2.2. Experimental Setup

The experimental system schematic diagram (a) and actual optical path (b) are shown in Figure 3. d1, d2, and d3, which represent the distances among the object, diffuser, imaging lens (L2), and camera, are 420 mm, 88 mm, and 183 mm, respectively. The aperture is used to limit the diameter of the light beam so that it is just slightly larger than the object. The light source is an LED with a working wavelength range of 620 ± 10 nm. Other details of the experiment instruments are shown in Table 2.
Seven patterns used in the experiment are shown in Figure 4a–g below. These seven figures are named “Rui”, “L”, “R”, “Spines”, “Cross”, “RL”, and “Guang”, respectively.

3. Results and Analysis

3.1. Deconvolution with Exposure Improvement

Generally, the experimental process of deconvolution can be divided into two steps: calibration and deconvolution. Calibration involves acquiring the PSF distribution of the diffuser, which is shown in Figure 5a, from a known reference, which is a pinhole in the experiment. Then the next step for the unknown object was recording the speckles of it and calculating the original image from the speckles and PSF in the first step, which is called deconvolution. A Chinese character, “Guang”, as an instance, is chosen to be the object, and the speckle of it shown in Figure 5b is recorded. The recovery result by Weiner filter deconvolution can be seen in Figure 5c, and though the pattern restored is similar to the object to a certain degree, neither its intense massive noise nor its blurred contour are satisfactory.
Exposure time becomes the only important parameter that affects imaging because of low photo sensibility (ISO) and a zero gain coefficient.
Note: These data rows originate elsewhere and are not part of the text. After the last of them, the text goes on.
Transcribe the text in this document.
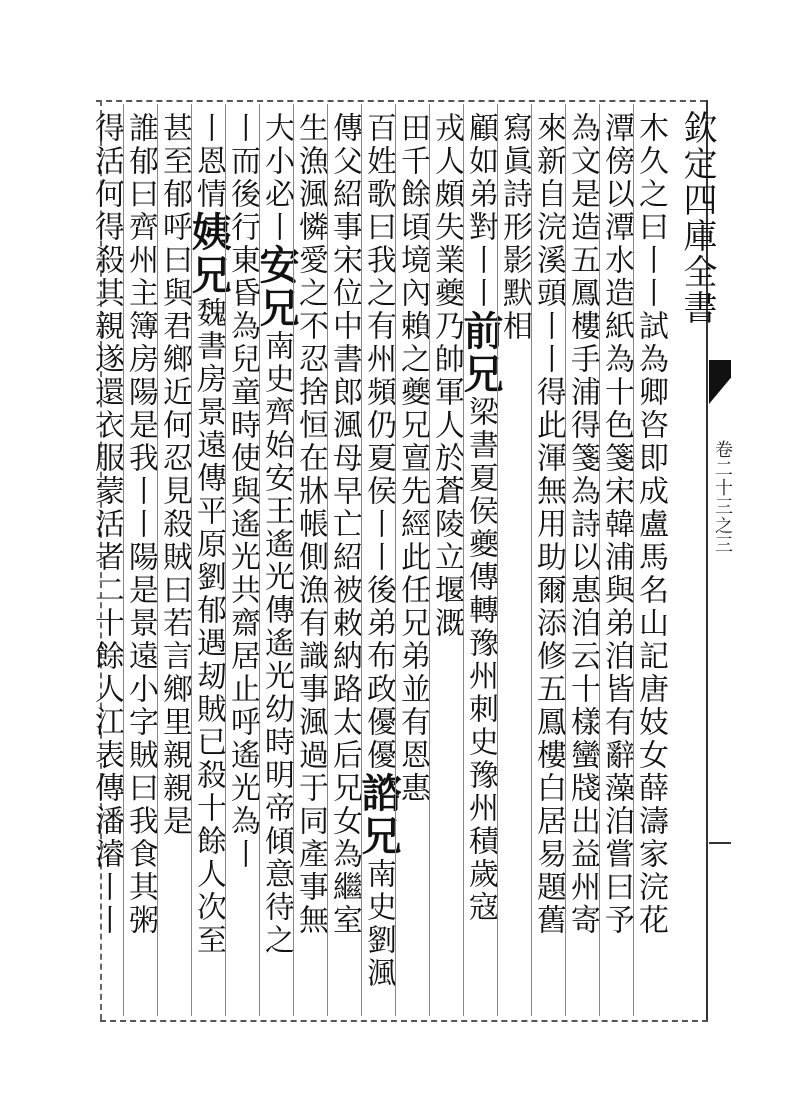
欽定四庫全書
卷二十三之三
木久之曰丨丨試為卿咨即成盧馬名山記唐妓女薛濤家浣花
潭傍以潭水造紙為十色箋宋韓浦與弟洎皆有辭藻洎嘗曰予
為文是造五鳳樓手浦得箋為詩以惠洎云十樣蠻牋出益州寄
來新自浣溪頭丨丨得此渾無用助爾添修五鳳樓白居易題舊
寫眞詩形影默相
顧如弟對丨丨前兄梁書夏侯夔傳轉豫州刺史豫州積歲寇
戎人頗失業夔乃帥軍人於蒼陵立堰溉
田千餘頃境內賴之夔兄亶先經此任兄弟並有恩惠
百姓歌曰我之有州頻仍夏侯丨丨後弟布政優優諮兄南史劉渢
傳父紹事宋位中書郎渢母早亡紹被敕納路太后兄女為繼室
生漁渢憐愛之不忍捨恒在牀帳側漁有識事渢過于同產事無
大小必丨安兄南史齊始安王遙光傳遙光幼時明帝傾意待之
丨而後行東昏為兒童時使與遙光共齋居止呼遙光為丨
丨恩情姨兄魏書房景遠傳平原劉郁遇刼賊已殺十餘人次至
甚至郁呼曰與君鄉近何忍見殺賊曰若言鄉里親親是
誰郁曰齊州主簿房陽是我丨丨陽是景遠小字賊曰我食其粥
得活何得殺其親遂還衣服蒙活者二十餘人江表傳潘濬丨丨
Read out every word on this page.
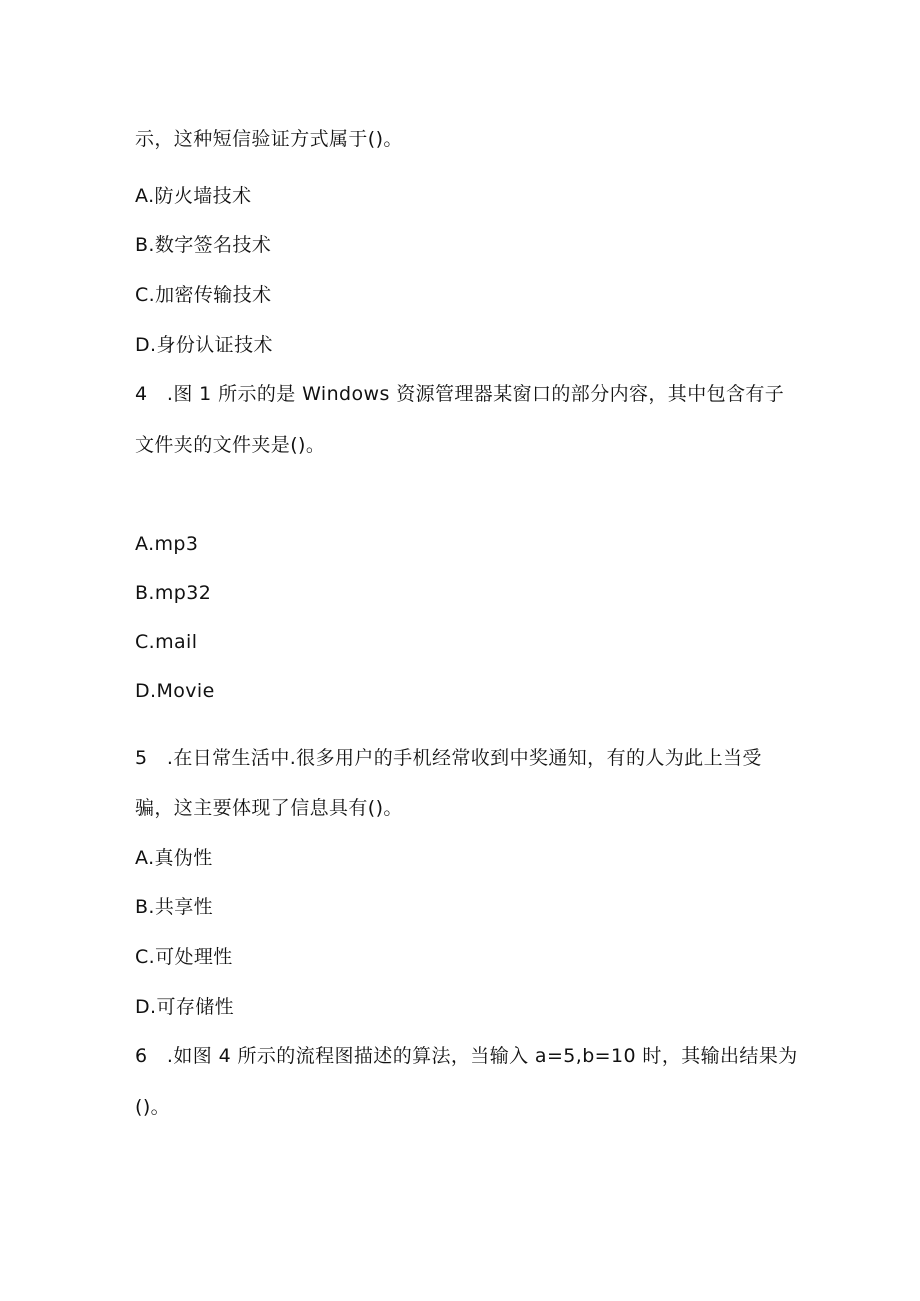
示，这种短信验证方式属于()。
A.防火墙技术
B.数字签名技术
C.加密传输技术
D.身份认证技术
4　.图 1 所示的是 Windows 资源管理器某窗口的部分内容，其中包含有子
文件夹的文件夹是()。
A.mp3
B.mp32
C.mail
D.Movie
5　.在日常生活中.很多用户的手机经常收到中奖通知，有的人为此上当受
骗，这主要体现了信息具有()。
A.真伪性
B.共享性
C.可处理性
D.可存储性
6　.如图 4 所示的流程图描述的算法，当输入 a=5,b=10 时，其输出结果为
()。
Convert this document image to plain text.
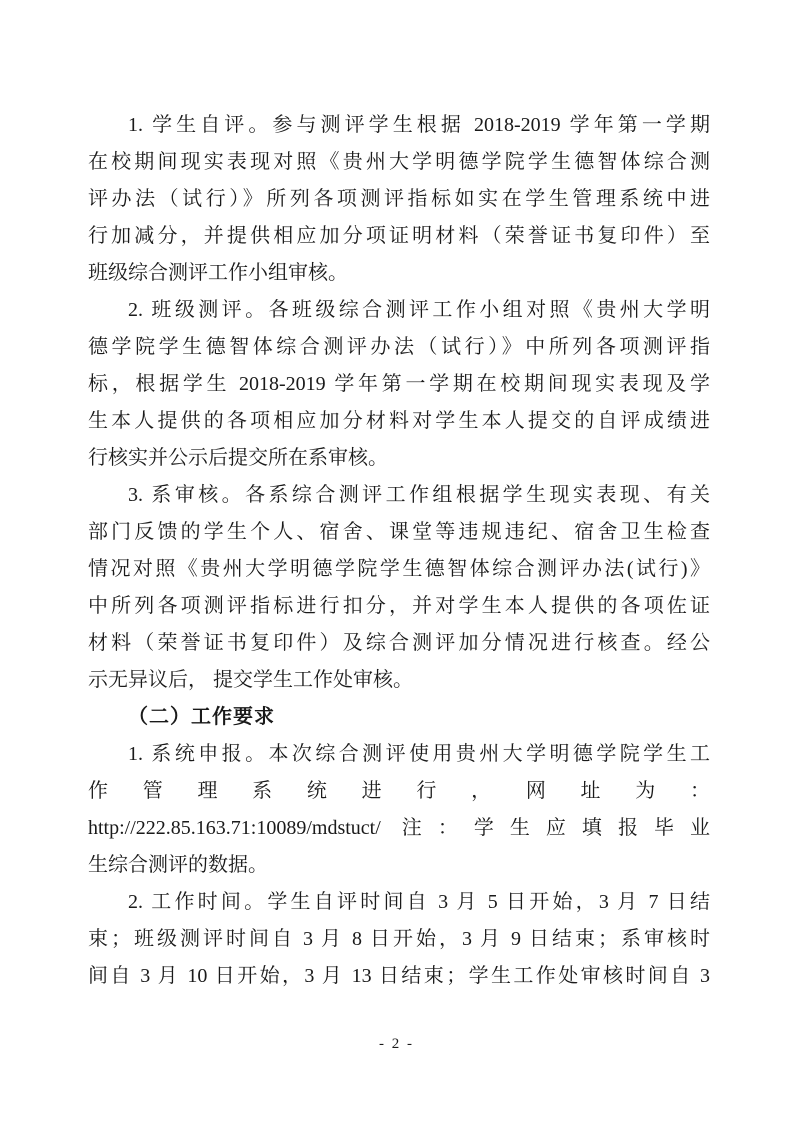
1. 学生自评。参与测评学生根据 2018-2019 学年第一学期
在校期间现实表现对照《贵州大学明德学院学生德智体综合测
评办法（试行）》所列各项测评指标如实在学生管理系统中进
行加减分，并提供相应加分项证明材料（荣誉证书复印件）至
班级综合测评工作小组审核。
2. 班级测评。各班级综合测评工作小组对照《贵州大学明
德学院学生德智体综合测评办法（试行）》中所列各项测评指
标，根据学生 2018-2019 学年第一学期在校期间现实表现及学
生本人提供的各项相应加分材料对学生本人提交的自评成绩进
行核实并公示后提交所在系审核。
3. 系审核。各系综合测评工作组根据学生现实表现、有关
部门反馈的学生个人、宿舍、课堂等违规违纪、宿舍卫生检查
情况对照《贵州大学明德学院学生德智体综合测评办法(试行)》
中所列各项测评指标进行扣分，并对学生本人提供的各项佐证
材料（荣誉证书复印件）及综合测评加分情况进行核查。经公
示无异议后， 提交学生工作处审核。
（二）工作要求
1. 系统申报。本次综合测评使用贵州大学明德学院学生工
作管理系统进行，网址为：
http://222.85.163.71:10089/mdstuct/ 注：学生应填报毕业
生综合测评的数据。
2. 工作时间。学生自评时间自 3 月 5 日开始，3 月 7 日结
束；班级测评时间自 3 月 8 日开始，3 月 9 日结束；系审核时
间自 3 月 10 日开始，3 月 13 日结束；学生工作处审核时间自 3
- 2 -
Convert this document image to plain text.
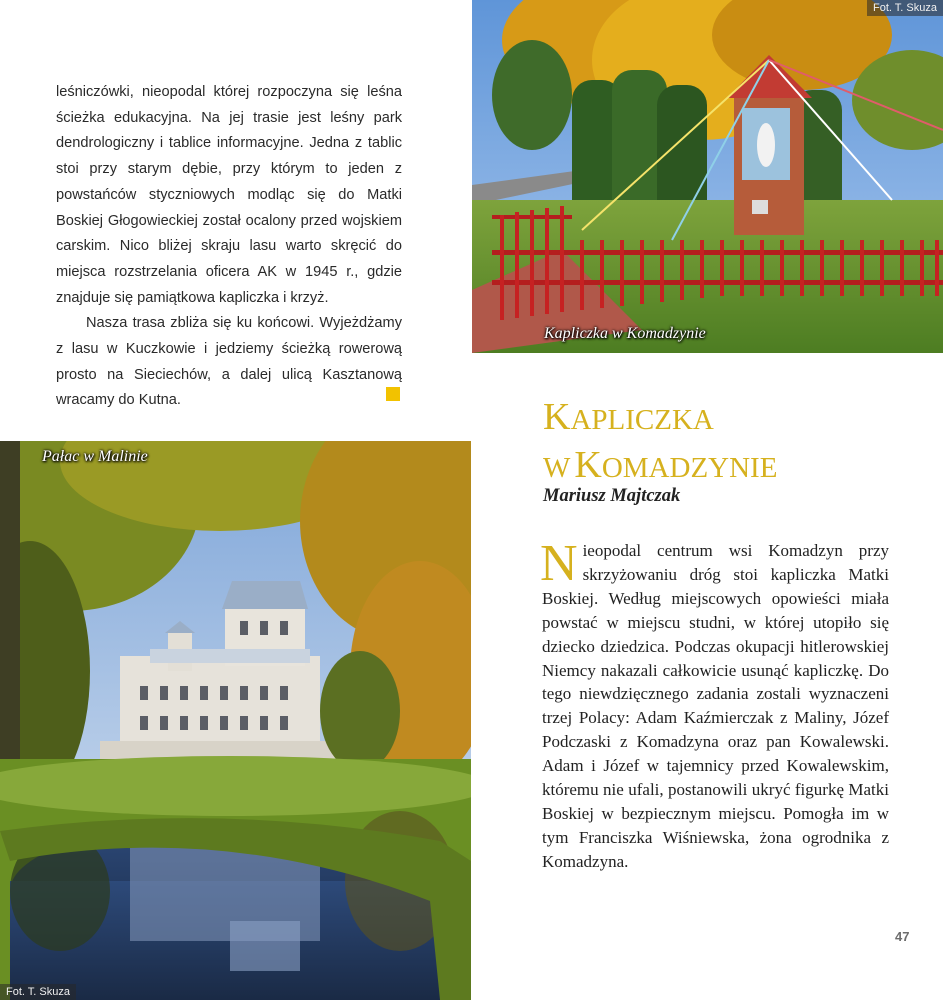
leśniczówki, nieopodal której rozpoczyna się leśna ścieżka edukacyjna. Na jej trasie jest leśny park dendrologiczny i tablice informacyjne. Jedna z tablic stoi przy starym dębie, przy którym to jeden z powstańców styczniowych modląc się do Matki Boskiej Głogowieckiej został ocalony przed wojskiem carskim. Nico bliżej skraju lasu warto skręcić do miejsca rozstrzelania oficera AK w 1945 r., gdzie znajduje się pamiątkowa kapliczka i krzyż.

Nasza trasa zbliża się ku końcowi. Wyjeżdżamy z lasu w Kuczkowie i jedziemy ścieżką rowerową prosto na Sieciechów, a dalej ulicą Kasztanową wracamy do Kutna.

Fot. T. Skuza
Kapliczka w Komadzynie
Pałac w Malinie
Fot. T. Skuza
KAPLICZKA
W KOMADZYNIE
Mariusz Majtczak

Nieopodal centrum wsi Komadzyn przy skrzyżowaniu dróg stoi kapliczka Matki Boskiej. Według miejscowych opowieści miała powstać w miejscu studni, w której utopiło się dziecko dziedzica. Podczas okupacji hitlerowskiej Niemcy nakazali całkowicie usunąć kapliczkę. Do tego niewdzięcznego zadania zostali wyznaczeni trzej Polacy: Adam Kaźmierczak z Maliny, Józef Podczaski z Komadzyna oraz pan Kowalewski. Adam i Józef w tajemnicy przed Kowalewskim, któremu nie ufali, postanowili ukryć figurkę Matki Boskiej w bezpiecznym miejscu. Pomogła im w tym Franciszka Wiśniewska, żona ogrodnika z Komadzyna.

47
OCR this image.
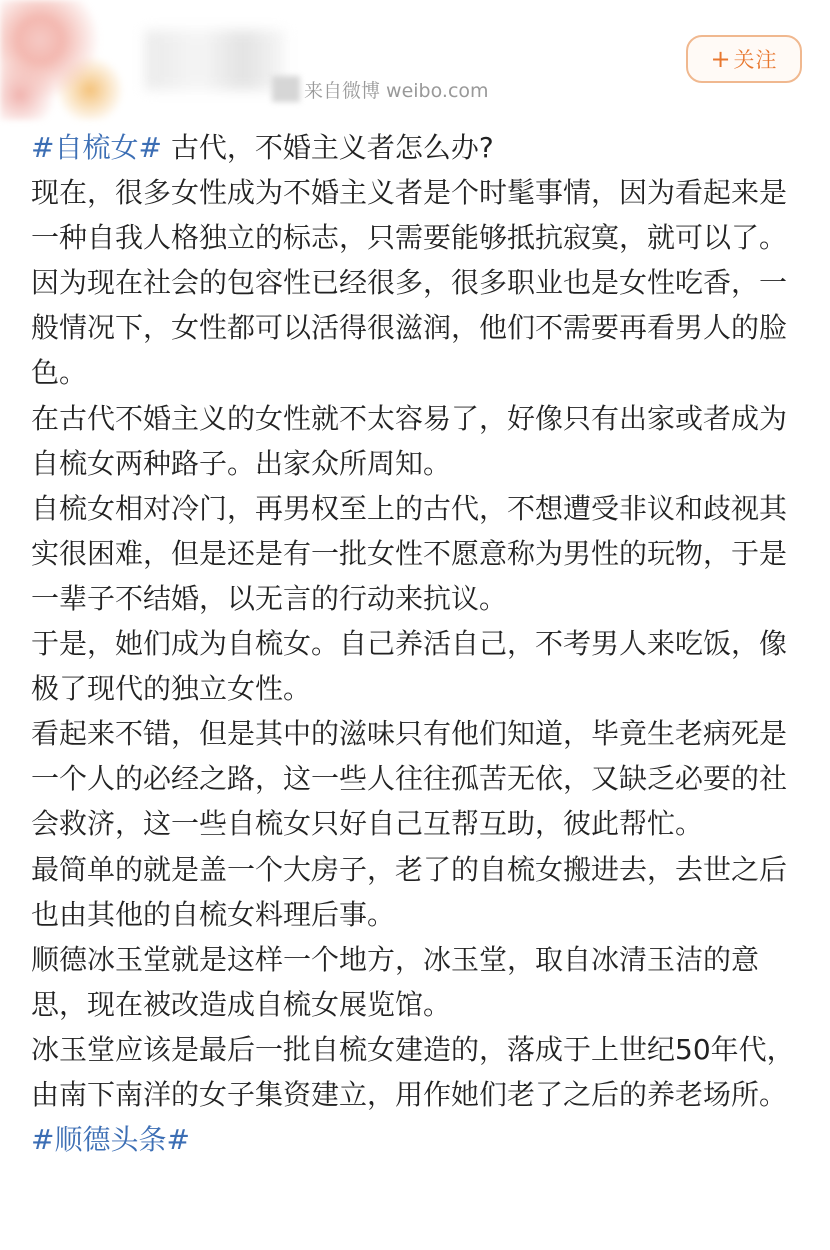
来自微博 weibo.com
+ 关注

#自梳女# 古代，不婚主义者怎么办?

现在，很多女性成为不婚主义者是个时髦事情，因为看起来是一种自我人格独立的标志，只需要能够抵抗寂寞，就可以了。

因为现在社会的包容性已经很多，很多职业也是女性吃香，一般情况下，女性都可以活得很滋润，他们不需要再看男人的脸色。

在古代不婚主义的女性就不太容易了，好像只有出家或者成为自梳女两种路子。出家众所周知。

自梳女相对冷门，再男权至上的古代，不想遭受非议和歧视其实很困难，但是还是有一批女性不愿意称为男性的玩物，于是一辈子不结婚，以无言的行动来抗议。

于是，她们成为自梳女。自己养活自己，不考男人来吃饭，像极了现代的独立女性。

看起来不错，但是其中的滋味只有他们知道，毕竟生老病死是一个人的必经之路，这一些人往往孤苦无依，又缺乏必要的社会救济，这一些自梳女只好自己互帮互助，彼此帮忙。

最简单的就是盖一个大房子，老了的自梳女搬进去，去世之后也由其他的自梳女料理后事。

顺德冰玉堂就是这样一个地方，冰玉堂，取自冰清玉洁的意思，现在被改造成自梳女展览馆。

冰玉堂应该是最后一批自梳女建造的，落成于上世纪50年代，由南下南洋的女子集资建立，用作她们老了之后的养老场所。#顺德头条#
A deconvolution recovery experiment that has different exposure doses between calibration and deconvolution proves that incorrect exposure will degrade the restored images, as shown in Figure 5e, and when the exposure doses are the same (even with different exposure times and gain coefficients), the quality of the result is higher, as shown in Figure 5f,g [26].
It can be inferred that the exposure of calibration and deconvolution must be consistent. On this basis, the relationship between the image restoration quality and the exposure is shown in Figure 6. When the exposure time is more than 20 ms, both of the evaluation indicators, PSNR (Peak Signal-to-Noise Ratio) and SSIM (Structural Similarity) [27], approximately reach the peak value.
The reconstructed image quality is influenced by the size of the pinhole in calibration. The experimental results of deconvolution with different sizes of pinholes can be seen in the figure below. Figure 7a–c represent the deconvolution recovery results of pinholes with diameters of 190 μm, 140 μm, and 90 μm, respectively. It can be seen that as the size of the pinholes decreases, the contrast of the pattern keeps increasing, and the outline becomes clearer. Moreover, SSIM and PSNR are used to evaluate the image quality, and as shown in the Table 3 below, the results generally support the above observations. Therefore, the smallest pinhole (Φ = 90 μm) is chosen as an optimal calibration sample to acquire the PSF of the diffuser in subsequent experiments.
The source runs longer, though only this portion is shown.